When only a manifest (no lock file) is available, the graph contains direct dependencies only with no transitive resolution. A note is printed to stderr.

## JSON output shape (stable wrapper)

For commands that support `--format json`, the JSON is wrapped for forwards-compatible parsing:

```json
{
  "schema_version": 1,
  "ok": true,
  "command": "analyze|modules|modules-sweep|cratesio",
  "rows": [ /* ... */ ]
}
```

`pkgrank analyze --format json` also includes explicit bounding metadata:

- `rows_total`: total rows computed
- `rows_returned`: rows included in `rows`
- `truncated`: whether `rows` was truncated
- `json_limit`: the applied limit (if any)

## Usage (intra-package: module/item graph via cargo-modules)

`pkgrank modules` shells out to [`cargo-modules`](https://github.com/regexident/cargo-modules) and parses its DOT output.

Install once:

```bash
cargo install cargo-modules
```

Defaults are tuned for a "fast, actionable hotspot scan":

- aggregate by **file**
- include **types + traits**
- hide functions / externs / sysroot
- show a few strongest edges
- cache `cargo-modules` DOT output

Note on **CLI vs MCP defaults**:

- The **CLI** `pkgrank modules` defaults include **types + traits** (and hide functions).
- The **MCP** `pkgrank_modules` tool is more conservative by default (hides fns/types/traits unless you opt in via `preset` or `include_*`), because MCP payloads are easy to blow up accidentally.
  - If you want the CLI-like view from MCP, pass a `preset` like `file-api` or `file-full`.

File-level hotspots (explicit, but these are now close to the defaults):

```bash
cargo run -- modules --manifest-path ../Cargo.toml -p walk --lib -n 25
```

Workspace sweep (summary-only):

```bash
cargo run -- modules-sweep --manifest-path ../Cargo.toml -p walk -p innr --lib
```

Use presets when you want a different "view" quickly:

```bash
# Item-level view, more verbose
cargo run -- modules --manifest-path ../Cargo.toml -p walk --lib --preset node-full -n 25
```

Failure semantics:

- Default: **continue on error** and report which packages failed.
- `--fail-fast`: stop on first failure.
- `--continue-on-error=false`: equivalent explicit form.

Caching:

- `modules`/`modules-sweep` cache `cargo modules dependencies` DOT output under `evals/pkgrank/modules_cache/`.
- Use `--cache-refresh` to force regeneration.

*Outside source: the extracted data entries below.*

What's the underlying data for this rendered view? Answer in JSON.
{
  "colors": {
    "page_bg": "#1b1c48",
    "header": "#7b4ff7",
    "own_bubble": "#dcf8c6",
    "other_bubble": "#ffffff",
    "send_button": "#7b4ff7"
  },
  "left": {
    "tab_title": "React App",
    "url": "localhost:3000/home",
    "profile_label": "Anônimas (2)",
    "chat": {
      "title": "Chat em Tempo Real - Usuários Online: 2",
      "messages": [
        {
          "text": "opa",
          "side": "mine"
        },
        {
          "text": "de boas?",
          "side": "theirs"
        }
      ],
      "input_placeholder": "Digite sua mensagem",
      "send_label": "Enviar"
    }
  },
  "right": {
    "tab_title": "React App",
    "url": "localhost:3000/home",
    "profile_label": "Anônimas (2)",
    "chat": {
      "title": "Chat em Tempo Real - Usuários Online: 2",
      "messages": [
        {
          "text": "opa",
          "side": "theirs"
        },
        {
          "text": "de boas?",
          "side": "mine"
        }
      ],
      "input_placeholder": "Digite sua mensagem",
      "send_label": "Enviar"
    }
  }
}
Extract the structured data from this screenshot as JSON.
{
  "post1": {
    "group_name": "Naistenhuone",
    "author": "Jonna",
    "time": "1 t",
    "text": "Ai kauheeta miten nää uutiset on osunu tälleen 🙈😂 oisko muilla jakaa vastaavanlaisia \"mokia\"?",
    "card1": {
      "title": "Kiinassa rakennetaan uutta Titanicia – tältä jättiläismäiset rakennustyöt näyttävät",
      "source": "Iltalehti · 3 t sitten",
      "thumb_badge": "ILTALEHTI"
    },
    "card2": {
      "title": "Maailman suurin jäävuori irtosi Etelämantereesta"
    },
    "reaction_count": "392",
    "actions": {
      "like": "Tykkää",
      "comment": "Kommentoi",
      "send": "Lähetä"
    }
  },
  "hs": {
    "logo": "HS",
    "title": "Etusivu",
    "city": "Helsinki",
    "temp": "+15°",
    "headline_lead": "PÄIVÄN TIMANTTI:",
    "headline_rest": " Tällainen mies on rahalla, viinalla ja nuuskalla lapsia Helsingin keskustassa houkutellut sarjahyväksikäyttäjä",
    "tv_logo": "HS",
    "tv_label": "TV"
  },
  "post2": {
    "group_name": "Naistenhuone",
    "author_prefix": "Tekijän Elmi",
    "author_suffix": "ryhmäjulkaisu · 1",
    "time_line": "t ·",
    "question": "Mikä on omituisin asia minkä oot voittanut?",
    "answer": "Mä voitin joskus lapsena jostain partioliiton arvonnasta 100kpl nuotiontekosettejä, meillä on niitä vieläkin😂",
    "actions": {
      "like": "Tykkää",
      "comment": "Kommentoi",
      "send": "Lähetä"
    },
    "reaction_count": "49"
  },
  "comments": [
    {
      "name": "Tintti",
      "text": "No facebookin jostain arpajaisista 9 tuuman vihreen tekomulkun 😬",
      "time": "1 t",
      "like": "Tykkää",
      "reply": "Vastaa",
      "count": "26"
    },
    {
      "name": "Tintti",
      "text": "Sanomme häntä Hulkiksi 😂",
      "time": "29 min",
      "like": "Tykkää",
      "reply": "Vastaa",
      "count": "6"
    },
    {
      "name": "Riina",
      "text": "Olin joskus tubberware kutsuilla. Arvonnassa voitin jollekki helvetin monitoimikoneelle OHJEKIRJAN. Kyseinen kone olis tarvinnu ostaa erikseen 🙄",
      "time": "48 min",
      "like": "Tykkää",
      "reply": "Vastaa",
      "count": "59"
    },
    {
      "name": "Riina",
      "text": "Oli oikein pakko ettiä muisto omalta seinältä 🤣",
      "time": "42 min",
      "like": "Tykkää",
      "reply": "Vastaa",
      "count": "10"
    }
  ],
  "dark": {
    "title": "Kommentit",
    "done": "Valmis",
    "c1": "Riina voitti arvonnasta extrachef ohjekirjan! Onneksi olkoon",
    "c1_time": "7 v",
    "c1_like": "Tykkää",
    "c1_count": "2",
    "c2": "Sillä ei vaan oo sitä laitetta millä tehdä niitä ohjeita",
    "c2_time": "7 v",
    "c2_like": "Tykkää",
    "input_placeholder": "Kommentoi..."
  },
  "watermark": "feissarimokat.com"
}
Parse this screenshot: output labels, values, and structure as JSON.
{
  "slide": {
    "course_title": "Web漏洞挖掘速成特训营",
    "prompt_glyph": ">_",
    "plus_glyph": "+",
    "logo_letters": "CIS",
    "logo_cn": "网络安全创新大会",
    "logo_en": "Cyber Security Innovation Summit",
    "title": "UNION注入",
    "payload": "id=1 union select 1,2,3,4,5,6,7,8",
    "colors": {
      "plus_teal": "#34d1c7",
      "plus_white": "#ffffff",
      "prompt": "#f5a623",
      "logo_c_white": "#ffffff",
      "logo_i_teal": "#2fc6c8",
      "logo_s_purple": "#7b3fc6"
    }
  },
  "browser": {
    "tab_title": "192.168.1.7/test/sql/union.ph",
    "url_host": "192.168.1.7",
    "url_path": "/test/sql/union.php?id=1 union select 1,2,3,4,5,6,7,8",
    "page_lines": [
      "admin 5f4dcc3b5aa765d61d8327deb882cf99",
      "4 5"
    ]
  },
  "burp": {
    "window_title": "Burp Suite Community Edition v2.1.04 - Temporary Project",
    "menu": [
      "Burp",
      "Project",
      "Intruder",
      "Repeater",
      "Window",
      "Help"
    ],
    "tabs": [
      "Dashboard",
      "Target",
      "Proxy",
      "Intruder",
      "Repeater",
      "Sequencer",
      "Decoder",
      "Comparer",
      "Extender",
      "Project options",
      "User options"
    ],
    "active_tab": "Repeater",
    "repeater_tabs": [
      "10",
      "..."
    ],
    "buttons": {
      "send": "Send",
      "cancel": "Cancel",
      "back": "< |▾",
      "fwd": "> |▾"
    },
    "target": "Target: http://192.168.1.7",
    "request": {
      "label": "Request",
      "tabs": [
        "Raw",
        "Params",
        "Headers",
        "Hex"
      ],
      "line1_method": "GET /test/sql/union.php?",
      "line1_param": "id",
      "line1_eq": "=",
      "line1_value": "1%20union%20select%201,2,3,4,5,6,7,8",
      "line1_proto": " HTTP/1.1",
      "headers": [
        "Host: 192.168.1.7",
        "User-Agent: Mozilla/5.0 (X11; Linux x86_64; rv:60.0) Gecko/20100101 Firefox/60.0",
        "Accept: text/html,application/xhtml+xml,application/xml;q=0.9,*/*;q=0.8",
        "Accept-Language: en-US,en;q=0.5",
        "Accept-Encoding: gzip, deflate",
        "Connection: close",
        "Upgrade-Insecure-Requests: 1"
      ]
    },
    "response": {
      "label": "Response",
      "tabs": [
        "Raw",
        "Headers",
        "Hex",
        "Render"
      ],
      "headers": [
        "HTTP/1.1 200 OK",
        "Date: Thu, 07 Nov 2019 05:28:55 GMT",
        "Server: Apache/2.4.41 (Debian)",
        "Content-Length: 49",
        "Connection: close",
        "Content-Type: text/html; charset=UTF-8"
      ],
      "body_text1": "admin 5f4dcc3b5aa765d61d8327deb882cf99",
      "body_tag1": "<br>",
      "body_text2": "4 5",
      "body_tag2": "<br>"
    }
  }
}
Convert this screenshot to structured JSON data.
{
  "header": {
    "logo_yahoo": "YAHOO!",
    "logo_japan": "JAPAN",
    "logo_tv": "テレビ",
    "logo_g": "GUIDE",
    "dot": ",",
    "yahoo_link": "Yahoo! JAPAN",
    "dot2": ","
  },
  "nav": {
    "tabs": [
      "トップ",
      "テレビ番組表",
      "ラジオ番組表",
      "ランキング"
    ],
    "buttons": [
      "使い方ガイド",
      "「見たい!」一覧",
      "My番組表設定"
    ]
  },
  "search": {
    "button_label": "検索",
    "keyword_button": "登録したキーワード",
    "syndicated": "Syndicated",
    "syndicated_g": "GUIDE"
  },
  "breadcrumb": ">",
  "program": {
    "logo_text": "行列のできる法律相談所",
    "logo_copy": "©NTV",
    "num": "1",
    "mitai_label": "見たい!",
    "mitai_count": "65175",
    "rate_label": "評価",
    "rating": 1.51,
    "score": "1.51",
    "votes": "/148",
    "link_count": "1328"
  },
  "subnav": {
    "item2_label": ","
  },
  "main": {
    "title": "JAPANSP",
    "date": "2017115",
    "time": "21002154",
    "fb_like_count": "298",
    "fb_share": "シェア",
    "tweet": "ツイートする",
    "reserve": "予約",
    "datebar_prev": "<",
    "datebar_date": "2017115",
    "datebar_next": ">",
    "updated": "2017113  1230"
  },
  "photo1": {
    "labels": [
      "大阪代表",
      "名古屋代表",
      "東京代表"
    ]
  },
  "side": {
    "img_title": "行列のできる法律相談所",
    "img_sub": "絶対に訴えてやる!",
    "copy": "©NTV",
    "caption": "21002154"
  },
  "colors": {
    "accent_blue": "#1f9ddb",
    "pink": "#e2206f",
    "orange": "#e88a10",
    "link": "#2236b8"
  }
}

## MCP stdio server (Cursor)

`pkgrank mcp-stdio` runs an MCP server over stdio. Stdout is reserved for JSON-RPC frames.

Run:

```bash
cargo run -- mcp-stdio
```

Toolset selection (optional):

- Default: **slim** (small tool surface; "just works" for Cursor)
- Opt-in:
  - `PKGRANK_MCP_TOOLSET=full` to expose advanced tools (e.g. module/type graph centrality)
  - `PKGRANK_MCP_TOOLSET=debug` to also expose internal artifact-inspection tools

Environment (optional):

- `PKGRANK_ROOT`: default root directory for artifact-backed tools
- `PKGRANK_OUT`: default artifacts directory (default `evals/pkgrank`)

Tools (high level):

- Default (Cursor MCP): `pkgrank_view`, `pkgrank_triage`, `pkgrank_analyze`, `pkgrank_repo_detail`, `pkgrank_crate_detail`, `pkgrank_snapshot`, `pkgrank_compare_runs`, `pkgrank_blast_radius`
- Advanced (opt-in: `PKGRANK_MCP_TOOLSET=full`): `pkgrank_status`, `pkgrank_modules`, `pkgrank_modules_sweep`, `pkgrank_upgrade_priority`, `pkgrank_polyglot`, `pkgrank_files`
- Debug (opt-in: `PKGRANK_MCP_TOOLSET=debug`): internal artifact-inspection tools (e.g. TLC tables, invariants list, PPR summaries)

## Analysis caching

Pass `--cache` to cache analysis results under `evals/pkgrank/analysis_cache/`. Subsequent runs with the same parameters read from cache instead of re-running `cargo metadata` + graph computation:

```bash
pkgrank analyze --cache -n 10          # first run: computes + caches
pkgrank analyze --cache -n 10          # second run: reads from cache
pkgrank analyze --cache --cache-refresh # force recompute
```

Cache keys are derived from manifest path, workspace-only flag, dev/build dep inclusion, and feature flags.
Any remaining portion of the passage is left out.